When you rely on a gas boiler to heat your business's building, there is a component inside the boiler called the heat exchanger. Within this component, the heat is transferred from the combusted gas to the water while the gas is contained.
When an issue arises with the heat exchanger, the boiler will not work properly, requiring professional repairs to fix the problem. Below are a couple of signs that any issues with your business's boiler are being caused by a failing heat exchanger.
1. You Hear a Whistling Noise Coming from the Boiler after the Water Heats for a Few Minutes
One sign that indicates that the boiler's heat exchanger is going bad is when you hear a whistling noise. This noise will typically be heard after the boiler kicks on and the water has been heated for a few minutes.

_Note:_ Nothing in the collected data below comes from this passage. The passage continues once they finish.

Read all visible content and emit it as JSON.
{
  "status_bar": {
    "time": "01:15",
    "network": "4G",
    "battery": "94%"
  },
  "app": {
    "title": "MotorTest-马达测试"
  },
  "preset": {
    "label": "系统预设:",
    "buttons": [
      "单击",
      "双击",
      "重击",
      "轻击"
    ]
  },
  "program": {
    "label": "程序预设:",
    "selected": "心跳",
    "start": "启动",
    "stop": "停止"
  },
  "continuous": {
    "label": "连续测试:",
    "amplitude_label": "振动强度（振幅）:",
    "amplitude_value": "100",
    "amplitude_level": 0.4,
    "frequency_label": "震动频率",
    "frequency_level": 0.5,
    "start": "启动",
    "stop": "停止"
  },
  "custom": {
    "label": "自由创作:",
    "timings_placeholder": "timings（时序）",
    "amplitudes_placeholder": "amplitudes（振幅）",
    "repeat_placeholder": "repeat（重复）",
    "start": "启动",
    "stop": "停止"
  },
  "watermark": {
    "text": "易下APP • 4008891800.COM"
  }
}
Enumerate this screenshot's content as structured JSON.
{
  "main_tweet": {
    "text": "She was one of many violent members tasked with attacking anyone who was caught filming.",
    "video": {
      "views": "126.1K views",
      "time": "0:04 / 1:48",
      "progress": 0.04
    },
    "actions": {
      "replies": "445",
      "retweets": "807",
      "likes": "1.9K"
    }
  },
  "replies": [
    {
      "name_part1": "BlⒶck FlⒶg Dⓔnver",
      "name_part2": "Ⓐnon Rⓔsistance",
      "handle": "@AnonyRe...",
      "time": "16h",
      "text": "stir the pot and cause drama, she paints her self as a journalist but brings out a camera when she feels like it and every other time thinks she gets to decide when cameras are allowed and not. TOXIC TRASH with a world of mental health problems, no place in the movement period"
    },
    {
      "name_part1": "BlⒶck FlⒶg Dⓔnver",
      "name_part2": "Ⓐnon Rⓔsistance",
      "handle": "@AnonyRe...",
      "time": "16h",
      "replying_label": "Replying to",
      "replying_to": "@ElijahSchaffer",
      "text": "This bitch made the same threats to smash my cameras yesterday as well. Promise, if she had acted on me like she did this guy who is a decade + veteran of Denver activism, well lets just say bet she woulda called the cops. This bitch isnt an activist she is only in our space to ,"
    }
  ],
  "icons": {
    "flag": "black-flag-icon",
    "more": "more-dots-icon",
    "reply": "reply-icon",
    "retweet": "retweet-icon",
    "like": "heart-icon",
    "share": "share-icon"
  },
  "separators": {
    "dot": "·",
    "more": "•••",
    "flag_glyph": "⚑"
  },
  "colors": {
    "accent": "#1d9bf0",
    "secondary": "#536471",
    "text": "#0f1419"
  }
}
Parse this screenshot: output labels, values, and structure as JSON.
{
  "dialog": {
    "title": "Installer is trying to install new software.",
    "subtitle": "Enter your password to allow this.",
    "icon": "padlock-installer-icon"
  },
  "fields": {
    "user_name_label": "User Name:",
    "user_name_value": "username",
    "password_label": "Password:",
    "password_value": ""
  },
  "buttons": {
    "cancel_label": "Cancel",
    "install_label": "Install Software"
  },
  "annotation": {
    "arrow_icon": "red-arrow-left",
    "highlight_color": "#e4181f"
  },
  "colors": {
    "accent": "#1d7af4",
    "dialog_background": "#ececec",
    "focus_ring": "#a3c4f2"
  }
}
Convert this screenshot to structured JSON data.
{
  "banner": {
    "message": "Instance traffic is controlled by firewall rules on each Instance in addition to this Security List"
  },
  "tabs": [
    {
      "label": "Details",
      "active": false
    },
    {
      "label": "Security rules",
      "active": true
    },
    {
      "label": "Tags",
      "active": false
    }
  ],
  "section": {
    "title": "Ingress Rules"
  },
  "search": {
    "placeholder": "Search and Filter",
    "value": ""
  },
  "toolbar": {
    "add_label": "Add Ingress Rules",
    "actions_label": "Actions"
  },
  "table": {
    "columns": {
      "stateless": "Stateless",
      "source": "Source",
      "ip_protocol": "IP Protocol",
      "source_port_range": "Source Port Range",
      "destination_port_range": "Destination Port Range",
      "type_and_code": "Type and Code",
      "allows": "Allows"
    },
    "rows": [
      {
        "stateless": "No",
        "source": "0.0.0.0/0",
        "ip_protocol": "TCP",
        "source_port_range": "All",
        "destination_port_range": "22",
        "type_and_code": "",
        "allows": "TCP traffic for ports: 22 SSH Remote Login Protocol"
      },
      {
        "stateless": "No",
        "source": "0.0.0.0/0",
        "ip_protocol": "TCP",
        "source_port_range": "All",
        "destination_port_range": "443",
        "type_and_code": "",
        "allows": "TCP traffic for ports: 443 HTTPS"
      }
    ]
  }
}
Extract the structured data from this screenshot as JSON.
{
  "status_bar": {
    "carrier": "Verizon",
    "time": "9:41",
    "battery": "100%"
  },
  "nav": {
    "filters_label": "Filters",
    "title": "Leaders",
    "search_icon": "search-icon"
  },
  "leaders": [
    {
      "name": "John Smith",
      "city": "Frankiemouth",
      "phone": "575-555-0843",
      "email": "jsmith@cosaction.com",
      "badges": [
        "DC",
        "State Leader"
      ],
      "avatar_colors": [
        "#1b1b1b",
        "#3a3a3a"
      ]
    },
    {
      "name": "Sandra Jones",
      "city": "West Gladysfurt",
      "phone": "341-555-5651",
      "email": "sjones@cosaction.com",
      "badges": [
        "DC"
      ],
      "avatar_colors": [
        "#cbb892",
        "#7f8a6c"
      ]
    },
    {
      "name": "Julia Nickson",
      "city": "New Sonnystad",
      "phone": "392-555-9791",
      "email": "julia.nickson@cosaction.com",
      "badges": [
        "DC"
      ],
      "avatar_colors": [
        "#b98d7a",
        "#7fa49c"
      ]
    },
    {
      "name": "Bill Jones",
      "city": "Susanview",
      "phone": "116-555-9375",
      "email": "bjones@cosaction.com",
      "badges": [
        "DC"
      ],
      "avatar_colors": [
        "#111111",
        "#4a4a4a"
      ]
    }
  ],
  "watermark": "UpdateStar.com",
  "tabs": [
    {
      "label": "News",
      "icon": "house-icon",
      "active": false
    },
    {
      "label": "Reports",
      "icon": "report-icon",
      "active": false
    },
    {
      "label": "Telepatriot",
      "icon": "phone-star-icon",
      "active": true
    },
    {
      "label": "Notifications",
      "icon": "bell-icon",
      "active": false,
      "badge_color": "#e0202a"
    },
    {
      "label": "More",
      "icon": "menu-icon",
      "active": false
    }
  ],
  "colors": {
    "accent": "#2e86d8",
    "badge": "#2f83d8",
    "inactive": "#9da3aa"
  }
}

As the water heats up and generates steam, the steam is pressurized and sent out of the exchanger and into the pipes. However, if the exchanger has a crack or is clogged up with limescale or sludge, the narrowed opening will create a whistling noise, also known as kettling. Either of these issues will need to be addressed by a professional.
2. You Notice That the Boiler Does Not Allow Steam to Flow Out and Shuts Itself Down
Another sign that the boiler heat exchanger is going bad is when steam is no longer allowed to leave the system. As the water heats up, the thermistor keeps track of its temperature to make sure that the water is not getting too hot as part of the boiler's safety features.
If the exchanger is malfunctioning, the water will boil at a higher temperature than normal, which will cause the thermistor to lock out the boiler. Steam will not be pushed through the pipes, and the burner will shut down to keep too much heat and pressure from building up
If your business's gas boiler is kettling and the thermistor has started to lock it out from sending steam through the system, there is most likely a problem with the heat exchanger. The heat exchanger could be clogged up with sludge or limescale, or it may have a crack in it. Because this component is responsible for trapping the gas while heating the water, you or your maintenance staff should not attempt to fix it yourself. Instead, schedule an appointment with a professional who offers boiler repair services to have them fix it for you.